Le 28 juin 2018, le tribunal de commerce de Paris a prononcé un sursis à statuer dans l’attente de l’issue de la procédure d’appel.
Puis, dans un arrêt, rendu le 28 mai 2020, la cour d’appel de Paris a confirmé toutes les dispositions du jugement du 4 octobre 2017 à l’exception de l’injonction de communication de pièces comptables autres que celles relatives à la relation nouée avec la société Bandaï Namco USA.

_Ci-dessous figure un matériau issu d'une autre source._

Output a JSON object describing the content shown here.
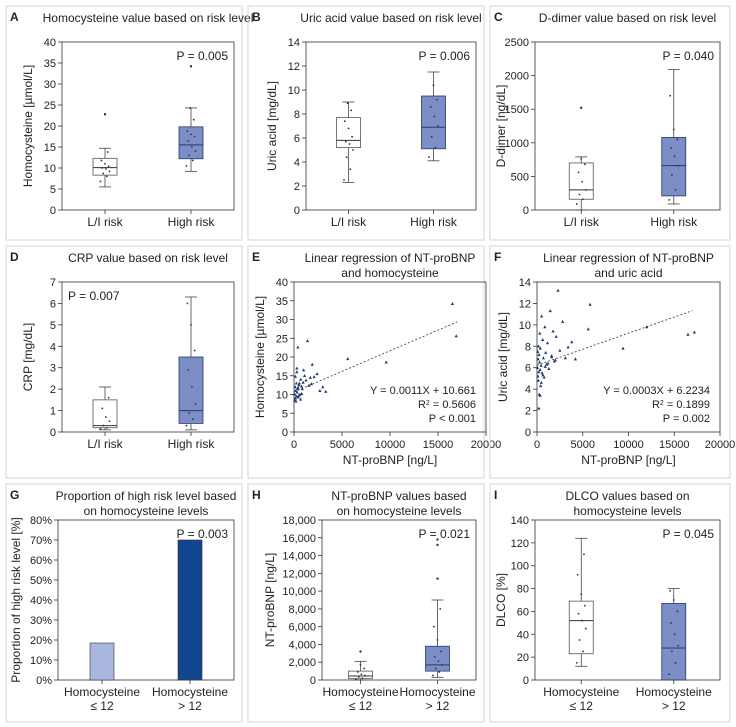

Enfin, après reprise de l’instance, par jugement en date du 3 février 2022, le tribunal de commerce de Paris a :
– Dit que la relation contractuelle entre la société Scalefast et les sociétés KL [Localité 5] Limited et KL California LLC devait être qualifiée de contrat d’agent commercial,
– Condamné la société Scalefast à verser solidairement aux sociétés KL [Localité 5] Limited et KL California LLC, en application de l’article L. 134-12 du code de commerce, une indemnité de cessation de contrat égale à deux années de commissions équivalant à une somme de 429.883,63 € avec intérêts aux taux légal à compter du 29 mars 2016,
– Condamné la société Scalefast à verser à la société KL [Localité 5] Limited la somme de 161.296 €, au titre des commissions dues postérieurement à la rupture du contrat, en application de l’article L. 134-7 du code de commerce, avec intérêts au taux légal à compter du 29 mars 2016
– Condamné la société Scalefast à verser in solidum aux sociétés KL [Localité 5] Limited et KL California LLC la somme de 15.000 € au titre de l’article 700 du code de procédure civile,
– Débouté les parties de leurs demandes autres, plus amples ou contraires
– Ordonné l’exécution provisoire,
– Condamné la société Scalefast aux dépens, dont ceux à recouvrer par le greffe, liquidés à la somme de 168,57 € dont 27,67 € de TVA.
La société Scalefast a formé appel du jugement, par déclaration du 7 février 2022.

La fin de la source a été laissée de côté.